The Future of Climate Modeling — the Kilometer Scale

Climate change poses new questions for climate science; questions that cannot be answered by the present generation of climate models.

There is no doubt that the world is getting warmer — if warming continues at its current rate, by 2035 average global temperatures will be about 1.5 °C warmer than they were in the late 19th century. And we know that the warming is disproportionately due to the burning of fossil fuels, by humans. What we don’t know, at least not with the level of precision that is needed to this warming, is its expected course and impact on humans and nature. Impacts, while felt locally, are often rooted in remote, or more abstract, changes. For example, slight shifts in the distribution of storms over the tropical Pacific can alter the track of winter storms across Europe. Likewise, effects of climate change on boreal forests can strongly influence timber markets.

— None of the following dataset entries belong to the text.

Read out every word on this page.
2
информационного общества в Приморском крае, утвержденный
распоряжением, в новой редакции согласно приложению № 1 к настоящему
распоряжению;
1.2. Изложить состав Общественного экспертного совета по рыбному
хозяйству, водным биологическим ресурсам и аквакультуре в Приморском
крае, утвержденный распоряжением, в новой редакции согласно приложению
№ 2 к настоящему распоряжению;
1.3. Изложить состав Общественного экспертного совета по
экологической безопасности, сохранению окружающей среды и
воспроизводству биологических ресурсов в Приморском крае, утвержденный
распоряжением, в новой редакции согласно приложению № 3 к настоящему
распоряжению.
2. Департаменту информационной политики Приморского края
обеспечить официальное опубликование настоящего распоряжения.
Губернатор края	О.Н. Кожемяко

Thus, human-induced problems, such as those embodied by climate change, pose new challenges to societies and ecosystems. To cope, the best possible information systems are needed; advanced storm-resolving Earth system models built to exploit state-of-the-art information technologies offer opportunities to study the Earth system in new ways. Kilometer-scale models are now able to resolve the transient dynamics of important atmospheric disturbances, from a shower of (deep) cumulus clouds up to a tropical storm leading to some researchers to refer to these as storm-resolving Earth system models. But these models are capable of resolving much more than storms, as they explicitly simulate mesoscale eddies in the ocean and the scales of even the smallest watersheds and biomes.  They properly represent the antagonism between the wind and Earth’s topographic relief, and the guiding influence of ocean bathymetry on water masses.  For these reasons this new generation of climate models differ qualitatively and structurally from conventional high-resolution climate models (e.g., MPI-ESM). Not only does their heightened physical content open up new scientific frontiers, they also speak to the growing range of applications thirsting for climate information.

Leading the way with ICON

The Max Planck Institute for Meteorology (MPI-M) is leading the development of one of two storm-resolving Earth system models in Europe, a development referred to as ICON-Sapphire. ICON, references the icosahedral (ICO) which provides the first template for its numerical mesh, one designed specifically to optimize computational resources over a sphere. The N in ICON references its use of the non-hydrostatic equations, which have been implemented in partnership with scientists at the German meteorological service (DWD). Sapphire, one of two development threads using ICON, links our understanding of the laws that govern the evolution of the atmosphere at small scales, to large scale changes in Earth’s climate.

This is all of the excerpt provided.